Au grand dam des producteurs de fruits rouges, Drosophila suzukii pond ses œufs dans les fruits mûrs et non dans ceux qui pourrissent. Une équipe franco-allemande vient d’expliquer le comportement de ce ravageur.

La mouche Drosophila suzukii adore les fruits à maturité. Au contraire des 3000 autres espèces de drosophiles décrites par la science, celle-ci ne se reproduit pas dans les fruits pourrissants, même si elle s’en nourrit.

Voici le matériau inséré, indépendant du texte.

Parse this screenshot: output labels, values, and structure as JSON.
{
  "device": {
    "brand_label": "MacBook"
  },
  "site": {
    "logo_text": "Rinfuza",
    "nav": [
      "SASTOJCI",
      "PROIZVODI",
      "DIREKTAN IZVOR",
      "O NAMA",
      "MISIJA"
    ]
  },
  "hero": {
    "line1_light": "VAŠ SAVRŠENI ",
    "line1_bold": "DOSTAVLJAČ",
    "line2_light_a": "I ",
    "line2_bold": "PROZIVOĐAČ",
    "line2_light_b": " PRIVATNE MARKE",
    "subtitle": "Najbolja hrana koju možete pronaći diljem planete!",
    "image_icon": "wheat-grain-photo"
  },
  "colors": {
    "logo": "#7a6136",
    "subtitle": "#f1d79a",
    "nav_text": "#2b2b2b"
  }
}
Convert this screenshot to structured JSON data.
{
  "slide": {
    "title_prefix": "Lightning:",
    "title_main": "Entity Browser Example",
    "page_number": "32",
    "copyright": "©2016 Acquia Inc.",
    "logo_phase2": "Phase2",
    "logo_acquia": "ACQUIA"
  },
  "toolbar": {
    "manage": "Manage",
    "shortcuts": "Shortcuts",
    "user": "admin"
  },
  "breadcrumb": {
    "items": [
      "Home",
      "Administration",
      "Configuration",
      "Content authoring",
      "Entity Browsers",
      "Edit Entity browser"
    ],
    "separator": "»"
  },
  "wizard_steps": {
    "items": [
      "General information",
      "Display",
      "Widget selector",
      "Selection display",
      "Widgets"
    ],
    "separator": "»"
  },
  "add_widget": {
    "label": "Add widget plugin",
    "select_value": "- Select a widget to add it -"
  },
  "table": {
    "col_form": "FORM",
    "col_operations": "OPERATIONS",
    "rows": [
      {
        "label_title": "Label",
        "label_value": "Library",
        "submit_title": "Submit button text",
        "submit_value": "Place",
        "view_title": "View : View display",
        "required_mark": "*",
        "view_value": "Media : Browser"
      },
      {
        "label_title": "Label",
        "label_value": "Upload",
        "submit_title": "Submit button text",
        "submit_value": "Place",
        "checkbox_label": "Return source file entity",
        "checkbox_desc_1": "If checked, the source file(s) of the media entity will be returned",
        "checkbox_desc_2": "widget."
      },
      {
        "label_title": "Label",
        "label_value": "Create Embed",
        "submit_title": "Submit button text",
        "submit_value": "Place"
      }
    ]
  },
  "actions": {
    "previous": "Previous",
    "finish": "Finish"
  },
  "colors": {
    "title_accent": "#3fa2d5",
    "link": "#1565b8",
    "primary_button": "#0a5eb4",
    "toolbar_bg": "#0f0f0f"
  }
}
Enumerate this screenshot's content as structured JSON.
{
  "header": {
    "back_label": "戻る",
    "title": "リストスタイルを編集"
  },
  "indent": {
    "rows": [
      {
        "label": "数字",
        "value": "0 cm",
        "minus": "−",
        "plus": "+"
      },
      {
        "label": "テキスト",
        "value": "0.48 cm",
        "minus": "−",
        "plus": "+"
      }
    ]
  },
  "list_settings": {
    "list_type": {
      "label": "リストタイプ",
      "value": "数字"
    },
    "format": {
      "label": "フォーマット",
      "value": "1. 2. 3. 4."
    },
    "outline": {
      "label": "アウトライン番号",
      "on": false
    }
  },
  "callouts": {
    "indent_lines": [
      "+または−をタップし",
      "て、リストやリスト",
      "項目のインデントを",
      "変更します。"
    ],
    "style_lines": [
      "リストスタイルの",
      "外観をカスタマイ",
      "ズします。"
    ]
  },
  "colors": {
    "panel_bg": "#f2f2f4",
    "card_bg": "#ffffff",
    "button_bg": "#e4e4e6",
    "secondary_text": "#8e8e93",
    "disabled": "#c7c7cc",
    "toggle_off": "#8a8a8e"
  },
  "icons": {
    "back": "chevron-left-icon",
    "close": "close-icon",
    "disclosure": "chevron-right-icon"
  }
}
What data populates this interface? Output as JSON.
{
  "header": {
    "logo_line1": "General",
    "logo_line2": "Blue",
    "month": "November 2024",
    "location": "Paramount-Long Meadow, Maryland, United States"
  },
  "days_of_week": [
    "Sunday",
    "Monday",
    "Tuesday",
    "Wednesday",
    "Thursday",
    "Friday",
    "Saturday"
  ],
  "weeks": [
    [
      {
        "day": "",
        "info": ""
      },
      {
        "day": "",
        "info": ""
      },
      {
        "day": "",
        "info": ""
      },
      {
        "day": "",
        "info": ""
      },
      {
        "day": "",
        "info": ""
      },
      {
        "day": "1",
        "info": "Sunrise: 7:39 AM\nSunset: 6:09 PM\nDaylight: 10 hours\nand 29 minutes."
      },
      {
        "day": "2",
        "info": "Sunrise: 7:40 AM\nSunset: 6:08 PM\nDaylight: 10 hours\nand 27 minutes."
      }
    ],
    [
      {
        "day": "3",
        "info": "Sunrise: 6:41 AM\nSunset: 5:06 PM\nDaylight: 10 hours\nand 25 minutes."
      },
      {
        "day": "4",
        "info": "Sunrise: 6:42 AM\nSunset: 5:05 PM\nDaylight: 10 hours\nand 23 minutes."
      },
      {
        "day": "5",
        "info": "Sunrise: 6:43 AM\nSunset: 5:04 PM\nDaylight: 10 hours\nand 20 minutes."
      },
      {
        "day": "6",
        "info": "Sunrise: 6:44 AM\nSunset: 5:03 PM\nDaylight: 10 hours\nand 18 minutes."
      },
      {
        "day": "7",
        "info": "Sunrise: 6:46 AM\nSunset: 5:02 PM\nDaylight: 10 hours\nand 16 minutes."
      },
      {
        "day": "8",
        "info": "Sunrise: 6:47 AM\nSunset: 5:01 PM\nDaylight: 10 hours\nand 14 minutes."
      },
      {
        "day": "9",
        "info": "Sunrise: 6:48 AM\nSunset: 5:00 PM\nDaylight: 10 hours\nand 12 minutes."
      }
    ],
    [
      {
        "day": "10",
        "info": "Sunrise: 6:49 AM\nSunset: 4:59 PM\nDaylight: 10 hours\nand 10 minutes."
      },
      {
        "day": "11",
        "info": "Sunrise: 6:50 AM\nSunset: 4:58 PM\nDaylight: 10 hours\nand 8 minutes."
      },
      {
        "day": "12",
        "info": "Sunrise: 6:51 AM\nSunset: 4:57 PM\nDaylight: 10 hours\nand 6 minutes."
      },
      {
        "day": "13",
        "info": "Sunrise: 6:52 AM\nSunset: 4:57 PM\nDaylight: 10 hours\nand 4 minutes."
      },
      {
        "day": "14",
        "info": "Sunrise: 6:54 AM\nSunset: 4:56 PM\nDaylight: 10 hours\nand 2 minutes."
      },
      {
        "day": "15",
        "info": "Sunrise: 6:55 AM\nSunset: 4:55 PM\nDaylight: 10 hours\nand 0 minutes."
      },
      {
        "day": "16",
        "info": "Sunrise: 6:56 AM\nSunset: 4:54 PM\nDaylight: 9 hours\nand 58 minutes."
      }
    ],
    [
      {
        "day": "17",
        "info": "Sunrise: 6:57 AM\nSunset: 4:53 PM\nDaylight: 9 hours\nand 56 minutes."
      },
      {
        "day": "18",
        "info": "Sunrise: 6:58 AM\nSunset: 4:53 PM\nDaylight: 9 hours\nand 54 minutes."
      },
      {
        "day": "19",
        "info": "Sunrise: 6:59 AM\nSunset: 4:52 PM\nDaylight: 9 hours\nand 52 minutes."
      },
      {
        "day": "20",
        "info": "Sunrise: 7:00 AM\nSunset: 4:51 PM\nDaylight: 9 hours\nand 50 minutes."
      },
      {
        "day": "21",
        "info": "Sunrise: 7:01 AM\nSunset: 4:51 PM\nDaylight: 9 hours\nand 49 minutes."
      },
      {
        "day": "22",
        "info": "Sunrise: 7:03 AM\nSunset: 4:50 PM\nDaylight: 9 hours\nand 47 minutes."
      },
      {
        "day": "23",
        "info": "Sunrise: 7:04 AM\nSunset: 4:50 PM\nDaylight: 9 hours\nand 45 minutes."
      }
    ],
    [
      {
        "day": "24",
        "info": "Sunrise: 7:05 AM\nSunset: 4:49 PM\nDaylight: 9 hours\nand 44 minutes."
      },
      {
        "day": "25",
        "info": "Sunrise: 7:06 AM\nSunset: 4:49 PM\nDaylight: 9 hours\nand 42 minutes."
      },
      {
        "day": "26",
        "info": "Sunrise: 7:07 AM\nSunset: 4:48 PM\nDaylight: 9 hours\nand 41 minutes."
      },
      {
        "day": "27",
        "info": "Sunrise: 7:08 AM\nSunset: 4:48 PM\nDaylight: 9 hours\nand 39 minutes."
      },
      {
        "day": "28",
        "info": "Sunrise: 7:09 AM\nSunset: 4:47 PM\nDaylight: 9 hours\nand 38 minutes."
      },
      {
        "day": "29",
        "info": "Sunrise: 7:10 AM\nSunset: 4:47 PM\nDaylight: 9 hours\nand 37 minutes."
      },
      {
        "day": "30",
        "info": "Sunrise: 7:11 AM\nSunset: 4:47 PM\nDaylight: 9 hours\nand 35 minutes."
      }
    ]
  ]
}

Un comportement étrange : la chair d’un fruit mûr contient certes des sucres mais sont indemnes des bactéries et des levures qui fournissent à l’insecte et à ses larves les protéines nécessaires à leur développement.

En s’attaquant à tout type de fruit rouge au moment de les commercialiser, la mouche énerve les arboriculteurs. Lesquels ne peuvent que constater une progression fulgurante contre laquelle ils n’ont aujourd’hui aucun outil de lutte. Originaire d’Asie, D. suzukii n’a été repérée dans le sud de la France qu’en 2008 seulement. Depuis, elle a envahi toute l’Europe. Il lui a fallu à peine moins de temps pour conquérir tous les États-Unis. Ce minuscule diptère de 3 millimètres de long est certes très prolifique. Une femelle pond 400 œufs tout au long de ses deux mois de vie et 13 générations peuvent se succéder au cours d’une année. Mais son succès invasif tient certainement aussi au fait qu’elle n’a pas de concurrence dans l’exploitation des fruits mûrs comme nurserie.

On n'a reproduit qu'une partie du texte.